Not as keen as European peers
BT has been noticeably more reticent about open RAN than its European counterparts. In January 2021, Deutsche Telekom (DT), Orange, Telefónica, and Vodafone signed a Memorandum of Understanding (MoU) to promote open RAN in Europe. Telecom Italia (TIM) became an MoU signatory soon afterwards. BT kept its head down.
Nor did BT back a report written by Analysys Mason that was published in November 2021, which proposed that European policymakers should stimulate the region’s open RAN ecosystem through tax incentives and public funding (BTwatch, #330). DT, Orange, TIM, Telefónica, and Vodafone all threw their weight behind the report’s recommendations.

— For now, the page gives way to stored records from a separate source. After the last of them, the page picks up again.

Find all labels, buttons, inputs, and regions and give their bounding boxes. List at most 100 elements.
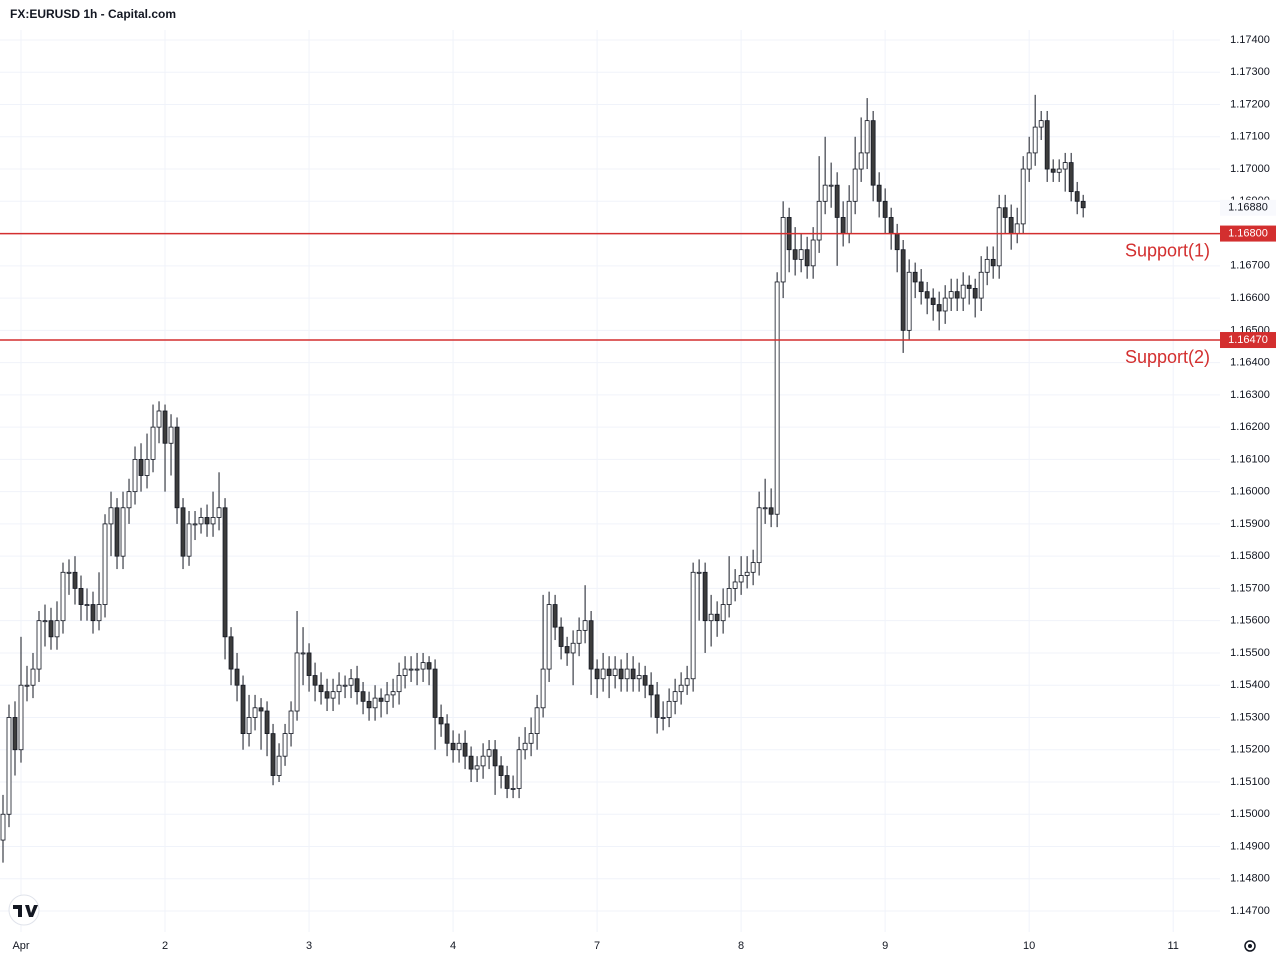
candle-body xyxy=(486,749,492,757)
candle-body xyxy=(606,668,612,676)
candle-body xyxy=(18,684,24,751)
candle-body xyxy=(972,288,978,299)
candle-body xyxy=(990,258,996,267)
candle-body xyxy=(474,765,480,770)
candle-body xyxy=(714,613,720,622)
candle-body xyxy=(522,742,528,751)
candle-body xyxy=(288,710,294,734)
candle-body xyxy=(600,668,606,680)
y-tick-label: 1.16300 xyxy=(1230,389,1270,401)
candle-body xyxy=(210,517,216,525)
overlays: 1.16800 Support(1) 1.16470 Support(2) 1.1688… xyxy=(0,199,1276,367)
candle-body xyxy=(744,571,750,576)
candle-body xyxy=(120,507,126,557)
candle-body xyxy=(336,684,342,693)
candle-body xyxy=(54,620,60,638)
candle-body xyxy=(1008,217,1014,234)
candle-body xyxy=(384,694,390,702)
candle-body xyxy=(834,184,840,218)
candle-body xyxy=(228,636,234,670)
candle-body xyxy=(114,507,120,557)
settings-icon[interactable] xyxy=(1244,940,1256,952)
candle-body xyxy=(984,258,990,273)
candle-body xyxy=(618,668,624,680)
candle-body xyxy=(366,700,372,709)
y-tick-label: 1.15100 xyxy=(1230,776,1270,788)
x-tick-label: 11 xyxy=(1167,940,1178,952)
x-tick-label: 4 xyxy=(450,940,456,952)
candle-body xyxy=(396,675,402,693)
candle-body xyxy=(852,168,858,202)
candle-body xyxy=(84,604,90,606)
candle-body xyxy=(450,742,456,751)
candle-body xyxy=(456,742,462,751)
candle-body xyxy=(738,575,744,583)
y-tick-label: 1.14700 xyxy=(1230,905,1270,917)
candle-body xyxy=(630,668,636,680)
candle-body xyxy=(1044,120,1050,170)
candle-body xyxy=(756,507,762,564)
candle-body xyxy=(240,684,246,734)
candle-body xyxy=(798,249,804,260)
candle-body xyxy=(264,710,270,734)
y-tick-label: 1.16100 xyxy=(1230,453,1270,465)
x-tick-label: 3 xyxy=(306,940,312,952)
candle-body xyxy=(858,152,864,170)
candle-body xyxy=(690,571,696,680)
candles xyxy=(0,94,1086,863)
candle-body xyxy=(546,604,552,670)
candle-body xyxy=(132,458,138,493)
candle-body xyxy=(168,426,174,444)
candle-body xyxy=(582,620,588,631)
last-price-label: 1.16880 xyxy=(1228,202,1268,214)
candle-body xyxy=(234,668,240,686)
candle-body xyxy=(864,120,870,154)
candle-body xyxy=(402,668,408,676)
candle-body xyxy=(948,291,954,299)
candle-body xyxy=(684,678,690,686)
level-label: 1.16800 xyxy=(1228,227,1268,239)
candle-body xyxy=(90,604,96,622)
candle-body xyxy=(312,675,318,686)
candle-body xyxy=(528,733,534,744)
candle-body xyxy=(354,678,360,693)
candle-body xyxy=(936,304,942,312)
candle-body xyxy=(276,755,282,776)
candle-body xyxy=(198,517,204,525)
candle-body xyxy=(342,684,348,687)
logo xyxy=(8,894,40,926)
candle-body xyxy=(1038,120,1044,128)
y-tick-label: 1.16600 xyxy=(1230,292,1270,304)
candle-body xyxy=(222,507,228,638)
candle-body xyxy=(270,733,276,776)
candle-body xyxy=(804,249,810,267)
candle-body xyxy=(1032,126,1038,154)
candle-body xyxy=(654,694,660,718)
candle-body xyxy=(102,523,108,605)
candle-body xyxy=(66,571,72,574)
candle-body xyxy=(720,604,726,622)
candle-body xyxy=(942,297,948,312)
candle-body xyxy=(246,717,252,734)
candle-body xyxy=(1068,162,1074,193)
candle-body xyxy=(678,684,684,693)
y-tick-label: 1.16000 xyxy=(1230,486,1270,498)
candle-body xyxy=(792,249,798,260)
candle-body xyxy=(708,613,714,622)
candle-body xyxy=(180,507,186,557)
candle-body xyxy=(762,507,768,510)
candle-body xyxy=(882,200,888,218)
level-label-box xyxy=(1220,225,1276,242)
candle-body xyxy=(912,271,918,283)
candle-body xyxy=(1056,168,1062,173)
candle-body xyxy=(348,678,354,686)
candle-body xyxy=(1074,191,1080,202)
candle-body xyxy=(192,523,198,526)
candle-body xyxy=(282,733,288,757)
candle-body xyxy=(702,571,708,622)
candle-body xyxy=(0,813,6,841)
y-tick-label: 1.16400 xyxy=(1230,357,1270,369)
candle-body xyxy=(324,691,330,699)
candle-body xyxy=(12,717,18,751)
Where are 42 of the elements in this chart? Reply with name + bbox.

BT nonetheless seems to think open RAN will become more widespread, at least in the longer term. Along with the UK’s other mobile network operators (MNO), Three, VM O2, and Vodafone, BT‑owned EE struck an agreement with the Department of Culture, Media & Sport to commit on open RAN. The agreed goal is to carry 35% of UK mobile network traffic, but the target date is not until 2030.
Only Vodafone has made a firm rollout commitment so far. It plans to deploy open RAN at 2,500 mobile sites across Wales and the southwest of England, so extending 4G and 5G coverage into rural areas (Vodafonewatch, #198). The operator aims to have at least 20% of all its sites based on disaggregated architectures, but that is not until 2027, which is when the UK’s MNOs have to stop using Huawei Technologies’ 5G kit.